Roger Luethi wrote:
On Sun, 04 Jun 2006 11:31:02 -0400, Anthony DiPierro wrote:
Once the software is written to compute intersections of categories within the Mediawiki software, it would be relatively simple to recategorize the articles into their parent categories, such that no information was lost. The way this would be done is that all articles in a subcategory which had multiple parent attribute categories would be automatically moved into the parent categories. This would be repeated until no such situations continued to exist. The ad-hoc structure could still be kept, but it could be calculated on the fly (along with new types of intersections which could be easily added).
So instead of in the category "Bridges in France", the "Pont du Gard" would now be in the categories "Bridges" and "France"!?
There's no benefit from this unless we have a good search system.
(Now that I do this on an example, I see that this algorithm would probably have to be tweaked to deal with subcatgories of [[Category:Categories by topic]], but that's not too bad.)
I suspect there are more corner cases than we imagine.
Absolutely.

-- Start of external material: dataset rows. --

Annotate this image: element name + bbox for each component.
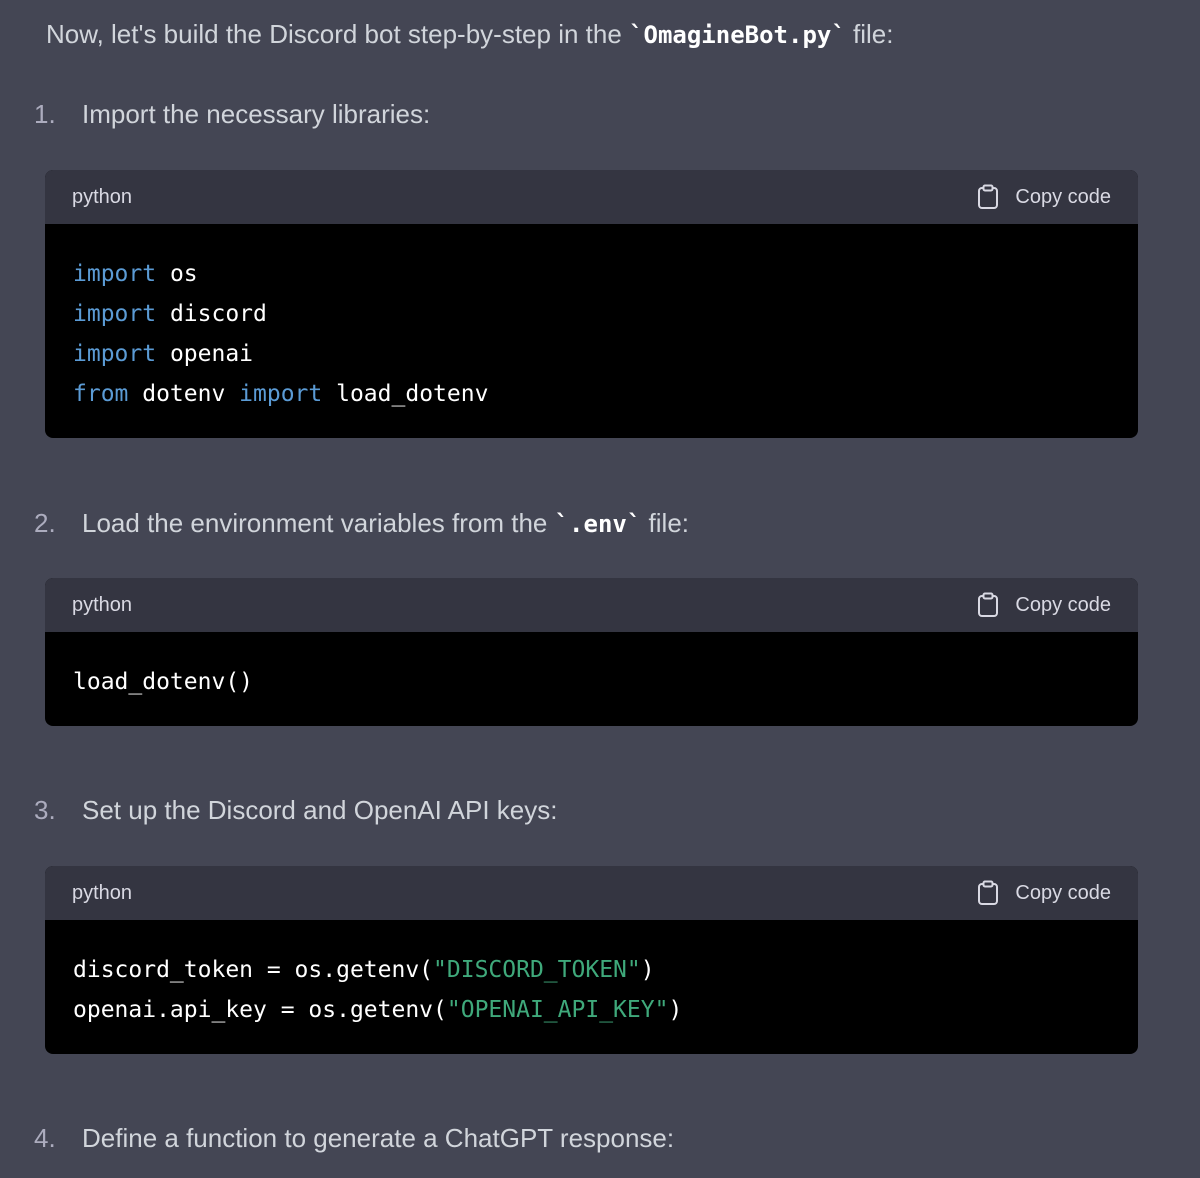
code-block-api-keys: python Copy code discord_token = os.gete… — [45, 866, 1138, 1054]
step-text: Import the necessary libraries: — [82, 99, 431, 129]
code-language-label: python — [72, 882, 133, 904]
copy-code-button[interactable]: Copy code — [977, 591, 1111, 619]
code-token: ) — [668, 997, 683, 1023]
copy-code-button[interactable]: Copy code — [977, 183, 1111, 211]
code-string: "DISCORD_TOKEN" — [433, 957, 641, 983]
code-line: import os — [73, 254, 1110, 294]
code-body: load_dotenv() — [45, 632, 1138, 724]
code-keyword: import — [239, 381, 323, 407]
step-number: 4. — [34, 1123, 56, 1153]
code-line: import discord — [73, 294, 1110, 334]
code-token: load_dotenv — [322, 381, 489, 407]
code-keyword: import — [73, 341, 157, 367]
code-keyword: import — [73, 301, 157, 327]
code-language-label: python — [72, 594, 133, 616]
step-number: 2. — [34, 508, 56, 538]
code-block-header: python Copy code — [45, 866, 1138, 920]
code-token: os — [156, 261, 198, 287]
step-number: 1. — [34, 99, 56, 129]
code-block-header: python Copy code — [45, 578, 1138, 632]
code-token: discord — [156, 301, 267, 327]
copy-code-label: Copy code — [1015, 593, 1111, 616]
step-inline-code: `.env` — [554, 510, 642, 538]
code-string: "OPENAI_API_KEY" — [446, 997, 669, 1023]
step-text-before: Load the environment variables from the — [82, 508, 555, 538]
code-line: import openai — [73, 334, 1110, 374]
step-number: 3. — [34, 795, 56, 825]
copy-code-button[interactable]: Copy code — [977, 879, 1111, 907]
code-keyword: from — [73, 381, 129, 407]
code-body: discord_token = os.getenv("DISCORD_TOKEN… — [45, 920, 1138, 1052]
clipboard-icon — [978, 880, 999, 905]
code-line: discord_token = os.getenv("DISCORD_TOKEN… — [73, 950, 1110, 990]
step-text: Load the environment variables from the … — [82, 505, 689, 542]
code-token: openai — [156, 341, 254, 367]
code-token: dotenv — [128, 381, 240, 407]
code-block-load-dotenv: python Copy code load_dotenv() — [45, 578, 1138, 726]
code-line: load_dotenv() — [73, 662, 1110, 702]
code-keyword: import — [73, 261, 157, 287]
code-block-imports: python Copy code import os import discord… — [45, 170, 1138, 438]
code-body: import os import discord import openai from… — [45, 224, 1138, 436]
intro-inline-code: `OmagineBot.py` — [629, 21, 846, 49]
code-token: ) — [640, 957, 655, 983]
clipboard-icon — [978, 184, 999, 209]
code-token: discord_token = os.getenv( — [73, 957, 434, 983]
copy-code-label: Copy code — [1015, 881, 1111, 904]
code-line: openai.api_key = os.getenv("OPENAI_API_K… — [73, 990, 1110, 1030]
code-language-label: python — [72, 186, 133, 208]
code-block-header: python Copy code — [45, 170, 1138, 224]
copy-code-label: Copy code — [1015, 185, 1111, 208]
intro-text-after: file: — [845, 19, 894, 49]
code-line: from dotenv import load_dotenv — [73, 374, 1110, 414]
clipboard-icon — [978, 592, 999, 617]
step-text-after: file: — [641, 508, 689, 538]
code-token: load_dotenv() — [73, 669, 254, 695]
intro-text-before: Now, let's build the Discord bot step-by… — [46, 19, 630, 49]
step-text: Define a function to generate a ChatGPT … — [82, 1123, 675, 1153]
intro-text: Now, let's build the Discord bot step-by… — [46, 16, 893, 53]
step-text: Set up the Discord and OpenAI API keys: — [82, 795, 558, 825]
code-token: openai.api_key = os.getenv( — [73, 997, 447, 1023]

See http://en.wiktionary.org/wiki/Wiktionary:Semantic_relations , and this could be taken even further.
For instance, how do you connect the districts of Paris to the category Paris? What is a subset of the parent attribute "Paris": "Districts of Paris", or "Quartier Latin", or neither? Does it bother you if the article on a French district is now in a subcategory of "Capitals in Europe"?
[[Category:Paris]] is a theme, not an attribute, so [[Category:Paris]] should not be a subcategory of [[Category:Capitals in Europe]].
One problem I'm seeing here is that your proposal focuses on one single type of hierarchies. Paris, France, Europe are now all themes. So if I ask for an intersection of categories "Bridges" and "France", the results include bridges that for any reason are related to the "France" theme. There is no way to ask for Bridges in France, or Paris.
One solution would be to create "is part of" or "is in" categories in addition to the "is a" categories. Then you can have a hierarchy with "Pont du Gard" -> "France" -> "Europe", or "cylinder" -> "engine" -> "car".
We'd have two indepent types of categories, plus a third, the catch-all "theme".
That still doesn't disambiguate "cylinder" -> "geometric solid", or "engine" -> "aircraft", or "engine" -> "railway"
Ec